= Kamulangu =

Folk song (Congo)

Kamulangu is a Luba folk song sung in the Tshiluba language. It has an associated traditional dance.

== Summary ==
Kamulangu is sung in the Tshiluba language. The song (and its dance) is about the birth of a child who unifies the tribes of a region and brings an end to a drought. The word kamulangu translates as "fecundity" or "pregnancy". The central lyrics are as follows:

| Kamulangu wa kamulangu'ee, kamulangu |
| Kamulagu matumba dikumi'ee, |
| Kamulangu, matumbee, wayiyoyi wee |
| Bukwa bisambee vwakunwayi nuvwa kumona |
| Mudi Mikombu wabanya mpeta ya bena Maweja, |
| Wa ndomba, kamulangu'ee lele, kamulangu |
| Wa ndomba, kamulangu'ee lele, kamulangu |

== History ==
Kamulangu began as a song of praise for a tribal chief named Kamulangu, but then was used in children's theatre before being appropriated as a popular Christmas song. During Mobutu Sese Seko's rule over the Congo it was sung in praise of him, and its dance achieved national popularity.

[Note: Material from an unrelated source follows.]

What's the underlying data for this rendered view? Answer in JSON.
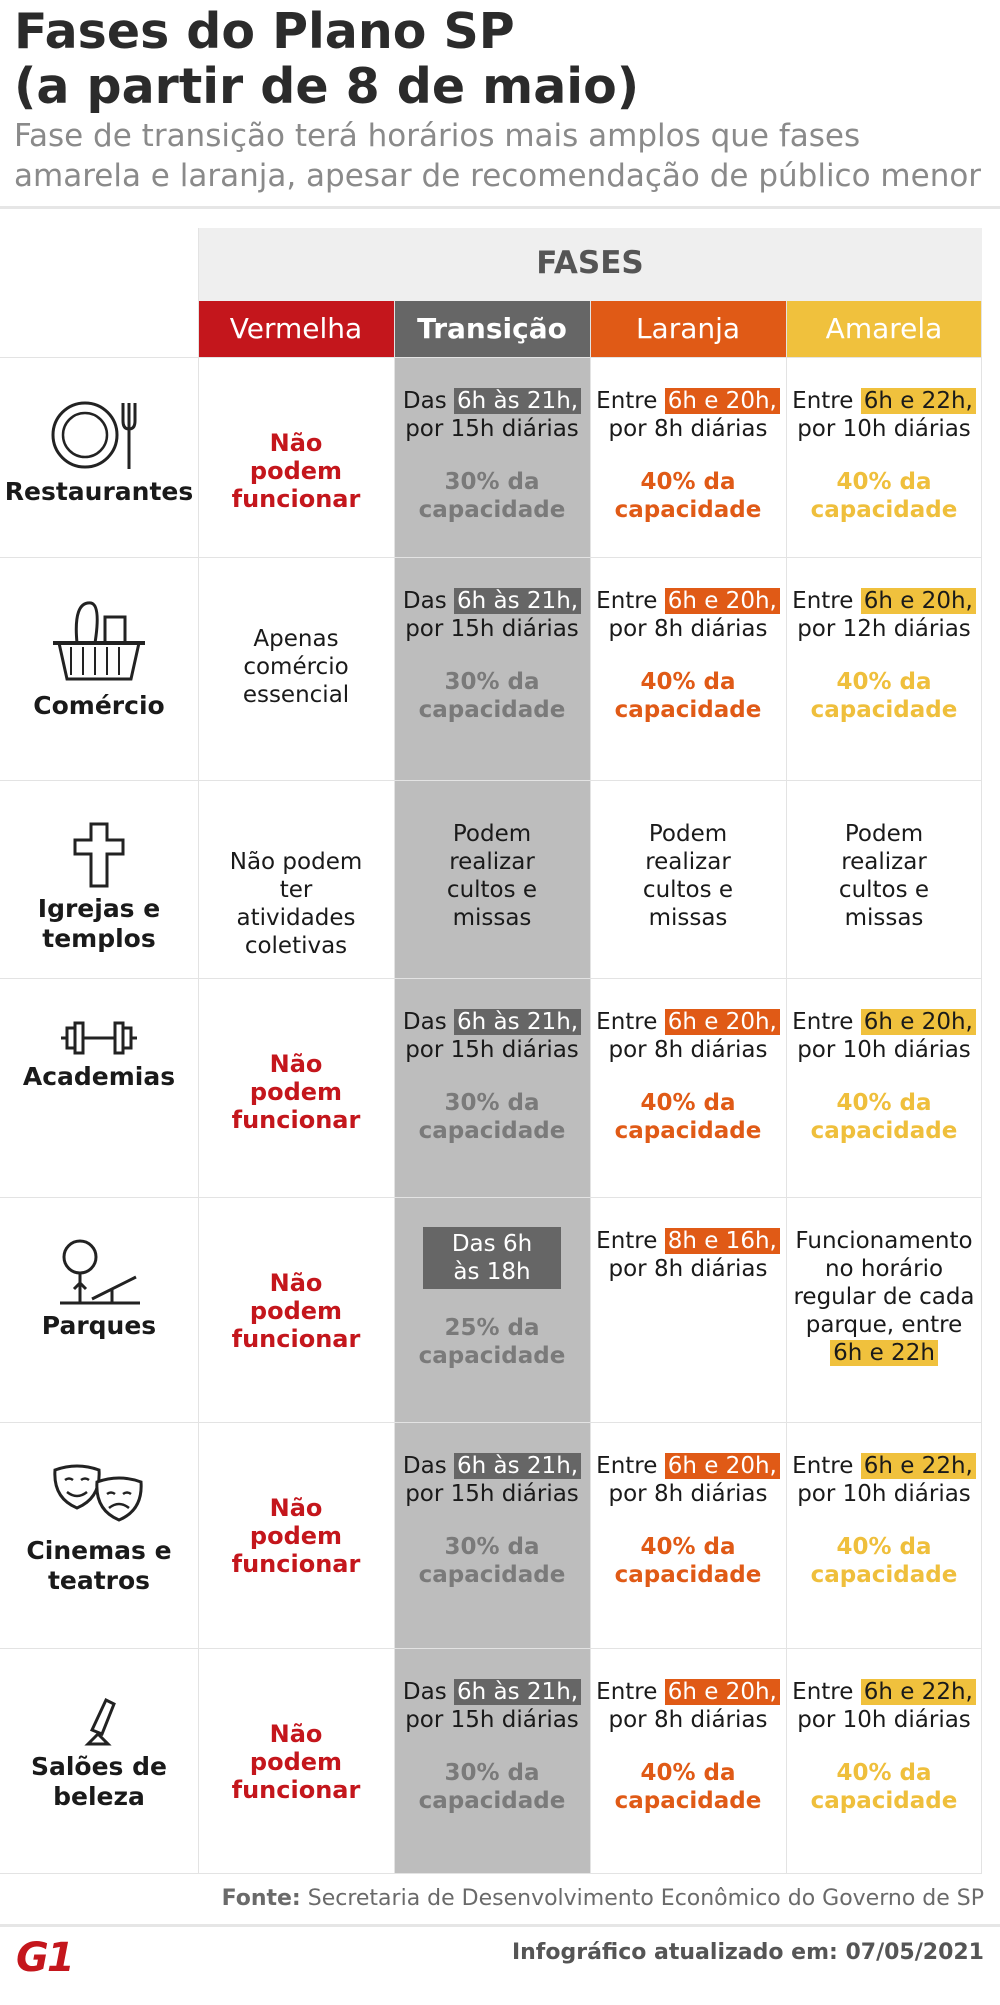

In the late 1960s the musical genre Soukous emerged in the Congo. Congolese musicians noted the likeness of Soukous dances to traditional movements, so they began recording traditional songs to Soukous rhythms, among them Kamulangu. In 1970 guitarist Nico Kasanda wrote a variant of the song, recorded it with his band, Orchestre African Fiesta Sukisa, and released it to much success in Kinshasa. Tabu Ley Rochereau and his Orchestre Afrisa International released their own popular version two years later.